Task-Core Memory Management and Consolidation for Long-term Continual Learning

This paper introduces Long-CL, a human memory-inspired framework for long-term continual learning, leveraging task-core memory management and selective sample consolidation to significantly outperform baselines by 7.4% and 6.5% AP on two novel benchmarks, MMLongCL-Bench and TextLongCL-Bench, while mitigating catastrophic forgetting.
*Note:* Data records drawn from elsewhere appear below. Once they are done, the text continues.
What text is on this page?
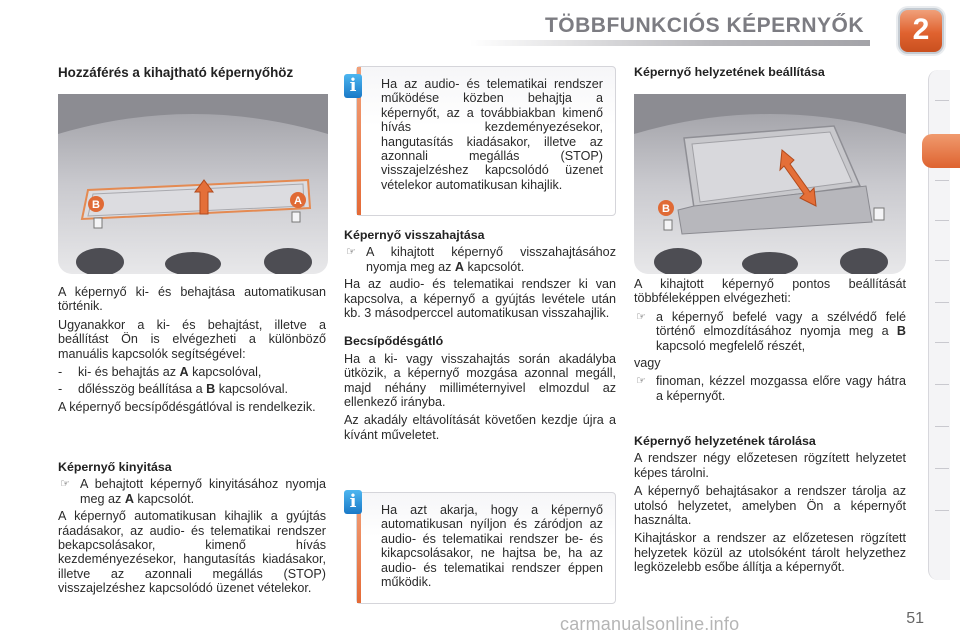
TÖBBFUNKCIÓS KÉPERNYŐK	2
Hozzáférés a kihajtható képernyőhöz
B	A

A képernyő ki- és behajtása automatikusan történik.

Ugyanakkor a ki- és behajtást, illetve a beállítást Ön is elvégezheti a különböző manuális kapcsolók segítségével:

-	ki- és behajtás az A kapcsolóval,
-	dőlésszög beállítása a B kapcsolóval.

A képernyő becsípődésgátlóval is rendelkezik.

Képernyő kinyitása
☞ A behajtott képernyő kinyitásához nyomja meg az A kapcsolót.

A képernyő automatikusan kihajlik a gyújtás ráadásakor, az audio- és telematikai rendszer bekapcsolásakor, kimenő hívás kezdeményezésekor, hangutasítás kiadásakor, illetve az azonnali megállás (STOP) visszajelzéshez kapcsolódó üzenet vételekor.

Ha az audio- és telematikai rendszer működése közben behajtja a képernyőt, az a továbbiakban kimenő hívás kezdeményezésekor, hangutasítás kiadásakor, illetve az azonnali megállás (STOP) visszajelzéshez kapcsolódó üzenet vételekor automatikusan kihajlik.
i
Képernyő visszahajtása
☞ A kihajtott képernyő visszahajtásához nyomja meg az A kapcsolót.

Ha az audio- és telematikai rendszer ki van kapcsolva, a képernyő a gyújtás levétele után kb. 3 másodperccel automatikusan visszahajlik.

Becsípődésgátló

Ha a ki- vagy visszahajtás során akadályba ütközik, a képernyő mozgása azonnal megáll, majd néhány milliméternyivel elmozdul az ellenkező irányba.

Az akadály eltávolítását követően kezdje újra a kívánt műveletet.

Ha azt akarja, hogy a képernyő automatikusan nyíljon és záródjon az audio- és telematikai rendszer be- és kikapcsolásakor, ne hajtsa be, ha az audio- és telematikai rendszer éppen működik.
i
Képernyő helyzetének beállítása
B

A kihajtott képernyő pontos beállítását többféleképpen elvégezheti:

☞ a képernyő befelé vagy a szélvédő felé történő elmozdításához nyomja meg a B kapcsoló megfelelő részét,

vagy

☞ finoman, kézzel mozgassa előre vagy hátra a képernyőt.
Képernyő helyzetének tárolása

A rendszer négy előzetesen rögzített helyzetet képes tárolni.

A képernyő behajtásakor a rendszer tárolja az utolsó helyzetet, amelyben Ön a képernyőt használta.

Kihajtáskor a rendszer az előzetesen rögzített helyzetek közül az utolsóként tárolt helyzethez legközelebb esőbe állítja a képernyőt.

carmanualsonline.info	51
Continual Learning, Large Language Model, Vision Foundation Model, Multimodal Data, Efficiency, Robustness

Tianyu Huai, Jie Zhou, Yuxuan Cai, Qin Chen, Wen Wu, Xingjiao Wu, Xipeng Qiu, Liang He

East China Normal University, Nanyang Technological University, Fudan University

Generated by grok-3

Background Problem

The paper addresses the challenge of long-term continual learning (CL), where models must learn from a vast sequence of tasks over extended periods, mimicking real-world scenarios. Unlike traditional CL, which handles a limited number of tasks, long-term CL exacerbates catastrophic forgetting, where performance on earlier tasks degrades as new ones are learned. The authors aim to answer how existing CL methods perform under long-term settings and how to mitigate forgetting over prolonged sequential updates, introducing a framework inspired by human memory mechanisms to manage and consolidate knowledge effectively.

Method

The proposed Long-CL framework for long-term continual learning comprises two main components inspired by human memory mechanisms:

Task-Core Memory Management (MemMan): This module identifies critical memory units by computing parameter drift between the current and previous models using a Top-K selection strategy (Equation 2), storing these in a mask matrix for dynamic updates. It also employs an adaptive memory updating mechanism that calculates a fusion weight ( $\alpha_t$ ) based on semantic similarity between task prototypes (Equation 5), balancing new knowledge integration and past memory preservation through position-aware weighting (Equation 7).
Long-term Memory Consolidation (MemCon): This component enhances knowledge retention by selecting hard samples (outliers or challenging cases) based on semantic distance to the task prototype (Equation 8) and differential samples (globally consistent across tasks) using cumulative distance to prior prototypes with a local distance constraint (Equation 9). These samples form a replay buffer to reinforce task adaptability and long-term consistency. The method leverages Low-Rank Adaptation (LoRA) for parameter-efficient fine-tuning on large language and vision-language models, unifying tasks under a generative paradigm with negative log-likelihood loss optimization (Equation 1).

Experiment

The experiments were conducted on two newly proposed benchmarks, MMLongCL-Bench (21 datasets, 4 multimodal task types) and TextLongCL-Bench (30 datasets, 3 textual task types), using LLaVA-7B and Qwen2.5-7B models, respectively. Evaluation metrics included Final Average Performance (AP) and Average Forgetting (AF), comparing Long-CL against baselines like ER, EWC, O-LoRA, and CL-MoE. Results showed Long-CL outperforming the state-of-the-art by 7.4% AP (51.93% vs. 44.53%) on MMLongCL-Bench and 6.5% AP (60.12% vs. 53.58%) on TextLongCL-Bench, with significant reductions in forgetting (AF of -9.93% and -0.89%, indicating backward transfer). The setup is comprehensive in task diversity, though the representativeness of real-world long-term CL scenarios is unclear. Ablation studies confirmed the contributions of MemMan and MemCon, with MemCon showing stronger impact via sample replay. However, the computational overhead of memory management and sample selection was not detailed, and hyperparameter sensitivity (e.g., buffer size, K value) showed potential trade-offs between performance and efficiency. The negative AF suggests intriguing backward transfer, but its mechanisms and sustainability over longer sequences remain underexplored. Overall, while results align with expectations of reduced forgetting, practical scalability concerns persist.

Further Thoughts

The Long-CL framework presents a compelling approach to long-term continual learning, particularly with its human memory-inspired mechanisms, which could inspire broader applications in adaptive AI systems beyond CL, such as in lifelong learning for robotics or personalized AI assistants. The negative AF values indicating backward transfer are particularly fascinating—could this be linked to shared representations in differential sample selection, and might it connect to emergent abilities in large models as seen in scaling law studies? However, the scalability of MemMan’s Top-K selection and the computational cost of prototype calculations over hundreds of tasks warrant further investigation; perhaps integrating efficient clustering or dimensionality reduction techniques could mitigate this. Additionally, the benchmarks, while diverse, might benefit from incorporating non-stationary data drifts or evolving task distributions, aligning more closely with real-world dynamics as explored in online learning literature. Finally, exploring connections with federated learning could address privacy concerns in long-term CL, especially for multimodal data across distributed systems, opening new research avenues for privacy-preserving continual learning.